Fast-Tracked Podcast Episode 9: The history of lawyer formation has given rise to an educational structure that intentionally separates learning from practice, making it challenging to adapt to the modern pace of changing conditions. The arrival of next-generation technologies begs the question: How do we rapidly reimagine the future of associate development to ensure that legal educators and legal employers co-design a scaffolded and coherent approach to setting new lawyers up to succeed while delivering value to clients?
Our guests, Alice Armitage of UC Law SF and Heidi K. Brown of New York Law School, have spent their careers infusing law school curricula with the mindsets and skills a rapidly changing world requires and law students and new lawyers deserve, and are uniquely skilled in matters ranging from design thinking to prompt engineering.
PLI’s Fast-Tracked: Emergent Issues in the Legal Profession podcast, brings you conversations with thought leaders, delving into the most dynamic trends shaping the legal world, from AI to DEI – and everything in between. PLI is proud to keep you ever current with timely programs, publications, and podcasts. Visit pli.edu/ftpod for more episodes.

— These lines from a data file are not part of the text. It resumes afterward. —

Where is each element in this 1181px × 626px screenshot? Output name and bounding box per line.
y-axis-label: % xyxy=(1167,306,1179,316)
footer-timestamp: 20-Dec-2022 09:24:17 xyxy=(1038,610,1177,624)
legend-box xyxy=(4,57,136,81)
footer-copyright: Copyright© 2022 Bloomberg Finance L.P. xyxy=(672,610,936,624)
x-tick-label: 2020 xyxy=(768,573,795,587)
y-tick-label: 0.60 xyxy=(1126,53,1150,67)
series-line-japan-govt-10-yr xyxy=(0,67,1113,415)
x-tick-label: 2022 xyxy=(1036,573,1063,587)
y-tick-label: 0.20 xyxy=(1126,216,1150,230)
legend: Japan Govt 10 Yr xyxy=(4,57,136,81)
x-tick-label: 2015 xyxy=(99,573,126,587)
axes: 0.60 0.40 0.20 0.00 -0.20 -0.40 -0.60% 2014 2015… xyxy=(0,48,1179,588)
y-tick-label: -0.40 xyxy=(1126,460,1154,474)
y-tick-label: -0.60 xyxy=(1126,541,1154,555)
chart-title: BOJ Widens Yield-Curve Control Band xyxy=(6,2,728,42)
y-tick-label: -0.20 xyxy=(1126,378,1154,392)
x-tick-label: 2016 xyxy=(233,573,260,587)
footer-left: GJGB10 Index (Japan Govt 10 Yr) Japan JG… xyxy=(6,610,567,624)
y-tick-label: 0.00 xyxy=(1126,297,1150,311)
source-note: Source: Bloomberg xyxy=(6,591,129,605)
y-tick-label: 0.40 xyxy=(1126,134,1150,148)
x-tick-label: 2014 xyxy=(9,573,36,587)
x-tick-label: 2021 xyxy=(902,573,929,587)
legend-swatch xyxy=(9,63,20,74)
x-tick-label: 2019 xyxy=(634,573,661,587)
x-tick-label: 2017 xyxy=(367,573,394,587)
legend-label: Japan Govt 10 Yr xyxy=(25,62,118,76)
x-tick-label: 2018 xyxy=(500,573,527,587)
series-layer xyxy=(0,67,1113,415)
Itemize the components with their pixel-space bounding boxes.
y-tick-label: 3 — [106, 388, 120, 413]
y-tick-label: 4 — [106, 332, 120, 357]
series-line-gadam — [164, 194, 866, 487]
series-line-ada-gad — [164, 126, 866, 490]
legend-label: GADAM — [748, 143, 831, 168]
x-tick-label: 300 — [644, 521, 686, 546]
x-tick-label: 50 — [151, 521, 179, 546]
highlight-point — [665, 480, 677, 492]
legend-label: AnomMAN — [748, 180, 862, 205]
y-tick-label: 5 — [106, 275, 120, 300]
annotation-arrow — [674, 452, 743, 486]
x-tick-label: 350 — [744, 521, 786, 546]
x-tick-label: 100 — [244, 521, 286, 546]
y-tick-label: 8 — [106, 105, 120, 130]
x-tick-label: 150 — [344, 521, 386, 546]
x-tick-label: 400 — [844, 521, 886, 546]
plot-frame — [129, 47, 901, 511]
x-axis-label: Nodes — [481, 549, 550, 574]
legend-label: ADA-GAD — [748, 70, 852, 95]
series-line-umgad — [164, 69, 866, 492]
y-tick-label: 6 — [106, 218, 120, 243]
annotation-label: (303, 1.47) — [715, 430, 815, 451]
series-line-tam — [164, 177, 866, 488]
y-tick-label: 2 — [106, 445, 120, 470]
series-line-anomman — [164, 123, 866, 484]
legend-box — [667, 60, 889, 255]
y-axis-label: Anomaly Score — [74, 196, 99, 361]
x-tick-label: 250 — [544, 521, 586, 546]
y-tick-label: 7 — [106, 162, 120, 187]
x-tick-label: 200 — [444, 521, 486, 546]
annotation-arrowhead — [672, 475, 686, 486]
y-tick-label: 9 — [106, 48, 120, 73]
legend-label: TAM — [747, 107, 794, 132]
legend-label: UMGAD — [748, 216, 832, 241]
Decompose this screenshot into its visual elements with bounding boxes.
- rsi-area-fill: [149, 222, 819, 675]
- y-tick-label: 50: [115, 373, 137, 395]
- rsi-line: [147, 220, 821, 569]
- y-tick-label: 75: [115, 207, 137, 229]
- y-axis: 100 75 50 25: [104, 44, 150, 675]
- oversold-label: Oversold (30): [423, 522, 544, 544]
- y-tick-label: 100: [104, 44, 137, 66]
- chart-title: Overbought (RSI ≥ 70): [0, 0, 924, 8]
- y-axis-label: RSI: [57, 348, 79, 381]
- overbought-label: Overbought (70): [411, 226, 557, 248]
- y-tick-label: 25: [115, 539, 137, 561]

Please note: CLE is not offered for listening to this podcast, and the views and opinions expressed within represent those of the speakers and host, and not necessarily those of PLI.
Featured In This Episode
Alice Armitage
Professor Alice Armitage is the Director of Applied Innovation, which includes overseeing LexLab, an innovative hub on our campus focused on the many impacts that technology has and will continue to have on the law. Alice began her career as an international tax attorney at Arnold & Porter in Washington DC, moving from there to a position as a federal regulator in the Office of the International Chief Counsel at the US Internal Revenue Service to develop tax policy for complex cross-border financial transactions.
More recently, Alice took a break from practicing law to found two startups. Her experience as a two-time entrepreneur ultimately led her to UC Law SF as Director of the Startup Legal Garage. In her time as Director of this popular program, Alice developed an extensive network within both the tech and the legal communities of Silicon Valley. Alice now teaches four courses for law students that are part of the concentration in “Technology and Innovation in the Practice of Law”. These courses include “Generative Artificial Intelligence: Impact on the Substance & Practice of Law”, “Creating & Building Legal Tech Startups”, “In-House Counsel Toolkit: Strategies & Skills” and “Legal Operations”. In addition to building out new programs and courses at UC Law SF, Alice’s research interests focus on the intersection of technology, design thinking and regulation. Alice published “Design Thinking: An Answer to the Impasse between Innovation and Regulation” in the Georgetown Technology Law Review, and also has a chapter on design thinking in “The Cambridge Handbook of Law an Entrepreneurship in the United States,” published in April 2022 by the Cambridge University Press.
Professor Armitage is a graduate of the Yale Law School where she was the first woman Editor-in-Chief of the Yale Law Journal since World War II. She also has an A.B. and an M.A. in British and American Literature from Brown University.
Featured In This Episode
Heidi Brown
Professor Heidi K. Brown is a graduate of the University of Virginia School of Law, Associate Dean for Upper Level Writing at New York Law School, and a former litigator in the construction industry. Heidi is the author of three books about well-being for law students and lawyers: The Introverted Lawyer, Untangling Fear in Lawyering, and The Flourishing Lawyer. In 2021, Heidi earned a master’s degree in Applied Positive Psychology from the University of Pennsylvania. She is the 2023 Award Recipient for “outstanding contributions to well-being in legal education” from the Association of American Law Schools’ Section on Balance and Well-Being in Legal Education. Building on a foundation of thirty years of experience in legal practice and academia, Heidi champions the importance of openly discussing stressors, anxieties, and fears in lawyering, and helping quiet and anxious law students and lawyers tap into individual strengths to become profoundly effective advocates—in their authentic voices. She is an internationally-recognized public speaker on issues of lawyer identity, writer identity, peak performance, and flourishing.